MU Researchers Find a way to Predict Arthritis

Related Story

COLUMBIA - Researchers have found a way to predict arthritis. 

Osteoarthritis, the most common form of arthritis, affects more than 27 million adults. Until now, doctors were not able to diagnose patients with arthritis until the disease hit.

Researchers at the University of Missouri's Comparative Orthopaedic Laboratory developed a test using specific biomarkers that can determine if a patient is developing arthritis and that can also predict the severity. Researchers did the test on dogs, and found it can be run off of a single drop of fluid from a joint. 

James Cook, a researcher from the MU School of Veterinary Medicine, said dogs get arthritis for the same reasons humans do.

"ACL tears, aging, different types of work that they do or performance that they do, they would be susceptible to arthritis that way," Cook said. 

Cook said dogs are affected by arthritis at a faster pace than humans, making them ideal candidates for the research. 

"For us, it happens in a much more compressed time frame. So what would take 10 to 15 years to be clinically evident in you or I, and it's too late to do anything about it, it happens in months in dogs," Cook said. 

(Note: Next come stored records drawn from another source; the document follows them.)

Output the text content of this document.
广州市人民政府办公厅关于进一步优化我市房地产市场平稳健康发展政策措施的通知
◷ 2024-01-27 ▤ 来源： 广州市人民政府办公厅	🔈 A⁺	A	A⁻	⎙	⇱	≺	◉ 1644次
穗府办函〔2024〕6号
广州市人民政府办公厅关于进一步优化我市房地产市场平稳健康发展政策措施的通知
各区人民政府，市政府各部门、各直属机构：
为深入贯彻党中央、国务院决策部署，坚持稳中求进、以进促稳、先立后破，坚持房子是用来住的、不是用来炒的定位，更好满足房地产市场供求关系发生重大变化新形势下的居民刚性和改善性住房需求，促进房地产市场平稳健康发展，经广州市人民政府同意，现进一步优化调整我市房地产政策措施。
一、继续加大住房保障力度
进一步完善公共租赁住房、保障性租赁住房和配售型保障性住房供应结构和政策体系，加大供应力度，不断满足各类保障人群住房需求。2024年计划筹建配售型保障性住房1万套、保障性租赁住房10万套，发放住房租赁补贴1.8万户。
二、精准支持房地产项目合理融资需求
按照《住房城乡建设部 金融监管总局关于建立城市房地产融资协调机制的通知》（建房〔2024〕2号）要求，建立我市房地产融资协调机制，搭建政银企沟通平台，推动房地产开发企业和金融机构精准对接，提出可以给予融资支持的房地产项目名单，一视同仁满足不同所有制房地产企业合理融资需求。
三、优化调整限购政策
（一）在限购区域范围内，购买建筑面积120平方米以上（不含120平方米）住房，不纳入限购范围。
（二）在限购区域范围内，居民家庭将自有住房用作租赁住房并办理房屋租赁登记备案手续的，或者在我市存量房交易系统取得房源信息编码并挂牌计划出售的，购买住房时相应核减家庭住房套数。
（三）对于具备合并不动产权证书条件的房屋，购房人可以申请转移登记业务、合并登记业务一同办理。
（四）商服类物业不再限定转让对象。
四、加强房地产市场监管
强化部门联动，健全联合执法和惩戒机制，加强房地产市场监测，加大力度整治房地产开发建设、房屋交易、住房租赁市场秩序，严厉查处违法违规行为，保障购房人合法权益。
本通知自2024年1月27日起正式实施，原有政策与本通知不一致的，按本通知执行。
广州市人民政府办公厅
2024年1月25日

Cook said the ability to predict arthritis will help both canine and human patients. Patient's will have a chance to change their lifestyle and use preventative measures and dog owners will know ahead of time if they have a pricey surgery in the near future. 

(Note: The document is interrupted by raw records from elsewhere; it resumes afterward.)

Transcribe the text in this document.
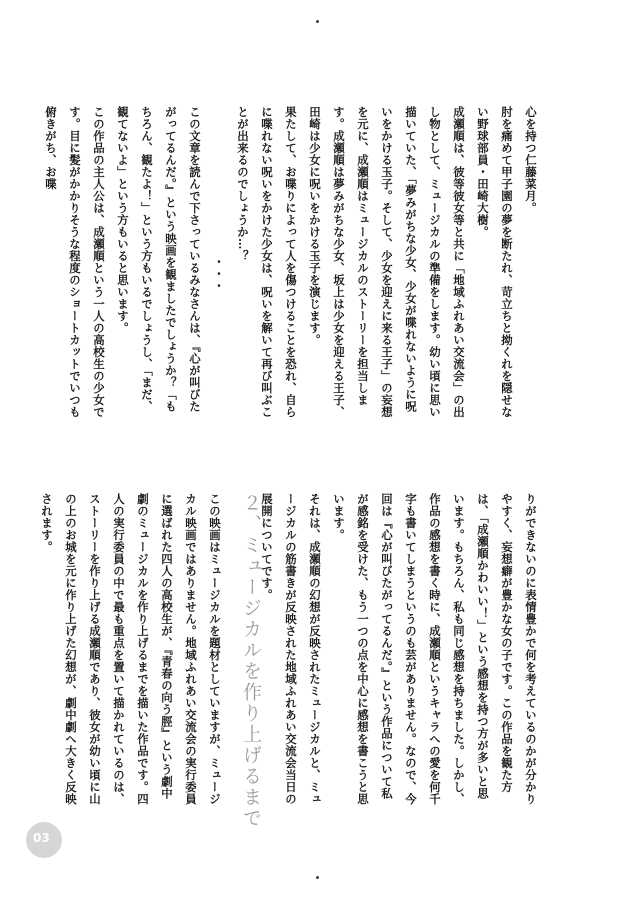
心を持つ仁藤菜月。

肘を痛めて甲子園の夢を断たれ、苛立ちと拗くれを隠せない野球部員・田崎大樹。

成瀬順は、彼等彼女等と共に「地域ふれあい交流会」の出し物として、ミュージカルの準備をします。幼い頃に思い描いていた、「夢みがちな少女、少女が喋れないように呪いをかける玉子。そして、少女を迎えに来る王子」の妄想を元に、成瀬順はミュージカルのストーリーを担当します。成瀬順は夢みがちな少女、坂上は少女を迎える王子、田崎は少女に呪いをかける玉子を演じます。

果たして、お喋りによって人を傷つけることを恐れ、自らに喋れない呪いをかけた少女は、呪いを解いて再び叫ぶことが出来るのでしょうか…？

・・・

この文章を読んで下さっているみなさんは、『心が叫びたがってるんだ。』という映画を観ましたでしょうか？「もちろん、観たよ！」という方もいるでしょうし、「まだ、観てないよ」という方もいると思います。

この作品の主人公は、成瀬順という一人の高校生の少女です。目に髪がかかりそうな程度のショートカットでいつも俯きがち、お喋

りができないのに表情豊かで何を考えているのかが分かりやすく、妄想癖が豊かな女の子です。この作品を観た方は、「成瀬順かわいい！」という感想を持つ方が多いと思います。もちろん、私も同じ感想を持ちました。しかし、作品の感想を書く時に、成瀬順というキャラへの愛を何千字も書いてしまうというのも芸がありません。なので、今回は『心が叫びたがってるんだ。』という作品について私が感銘を受けた、もう一つの点を中心に感想を書こうと思います。

それは、成瀬順の幻想が反映されたミュージカルと、ミュージカルの筋書きが反映された地域ふれあい交流会当日の展開についてです。

２、ミュージカルを作り上げるまで

この映画はミュージカルを題材としていますが、ミュージカル映画ではありません。地域ふれあい交流会の実行委員に選ばれた四人の高校生が、『青春の向う脛』という劇中劇のミュージカルを作り上げるまでを描いた作品です。四人の実行委員の中で最も重点を置いて描かれているのは、ストーリーを作り上げる成瀬順であり、彼女が幼い頃に山の上のお城を元に作り上げた幻想が、劇中劇へ大きく反映されます。

03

Leona Rubin, associate professor of biological sciences at the University of Missouri College of Veterinary Medicine, said she wishes she could have known ahead of time that one of her dogs had arthritis.

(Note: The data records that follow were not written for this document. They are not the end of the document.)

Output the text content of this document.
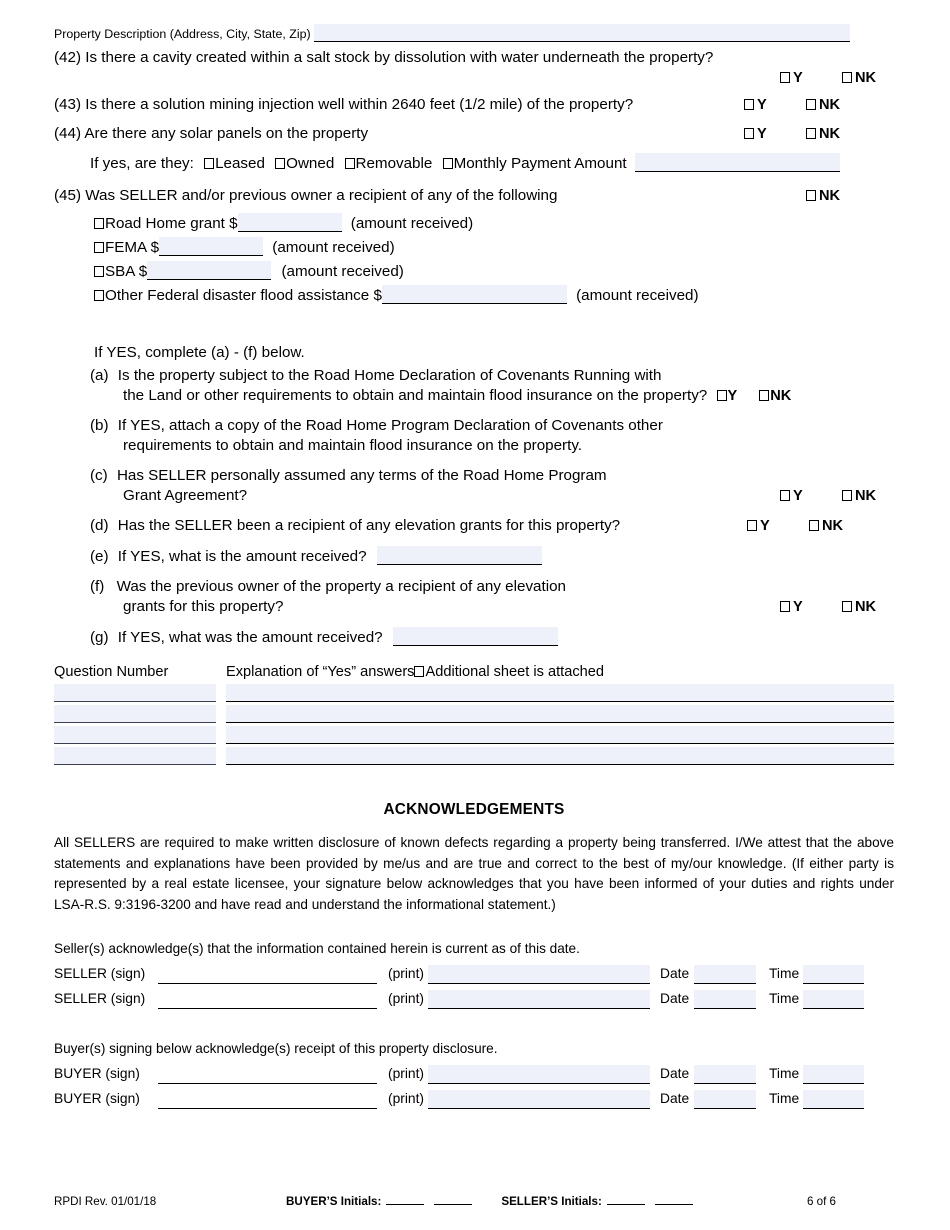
Property Description (Address, City, State, Zip)
(42) Is there a cavity created within a salt stock by dissolution with water underneath the property?
Y	NK
(43) Is there a solution mining injection well within 2640 feet (1/2 mile) of the property?	Y	NK
(44) Are there any solar panels on the property	Y	NK
If yes, are they: Leased Owned Removable Monthly Payment Amount
(45) Was SELLER and/or previous owner a recipient of any of the following	NK
Road Home grant $	(amount received)
FEMA $	(amount received)
SBA $	(amount received)
Other Federal disaster flood assistance $	(amount received)
If YES, complete (a) - (f) below.
(a) Is the property subject to the Road Home Declaration of Covenants Running with
the Land or other requirements to obtain and maintain flood insurance on the property? Y NK
(b) If YES, attach a copy of the Road Home Program Declaration of Covenants other
requirements to obtain and maintain flood insurance on the property.
(c) Has SELLER personally assumed any terms of the Road Home Program
Grant Agreement?	Y	NK
(d) Has the SELLER been a recipient of any elevation grants for this property?	Y	NK
(e) If YES, what is the amount received?
(f) Was the previous owner of the property a recipient of any elevation
grants for this property?	Y	NK
(g) If YES, what was the amount received?
Question Number	Explanation of “Yes” answers Additional sheet is attached
ACKNOWLEDGEMENTS
All SELLERS are required to make written disclosure of known defects regarding a property being transferred. I/We attest that the above statements and explanations have been provided by me/us and are true and correct to the best of my/our knowledge. (If either party is represented by a real estate licensee, your signature below acknowledges that you have been informed of your duties and rights under LSA-R.S. 9:3196-3200 and have read and understand the informational statement.)
Seller(s) acknowledge(s) that the information contained herein is current as of this date.
SELLER (sign)	(print)	Date	Time
SELLER (sign)	(print)	Date	Time
Buyer(s) signing below acknowledge(s) receipt of this property disclosure.
BUYER (sign)	(print)	Date	Time
BUYER (sign)	(print)	Date	Time
RPDI Rev. 01/01/18	BUYER’S Initials:	SELLER’S Initials:	6 of 6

"It would be important to know because you might adjust what you do with your dog," Rubin said. "My previous dog ended up having to get both of her knees operated on because she had arthritis. If I would have known she was going to get arthritis I wouldn't have turned her into a frisbee dog."

Cook said if the test becomes FDA approved, it would be a preventative test just like mammograms are used.

"It would be a screening test now, that before you would have it," Cook said. "You would go ahead and have your arthritis test whenever your 35 or 40 or whenever it may be."

The biomarker test is currently available for licensing and is in the process of going for FDA approval.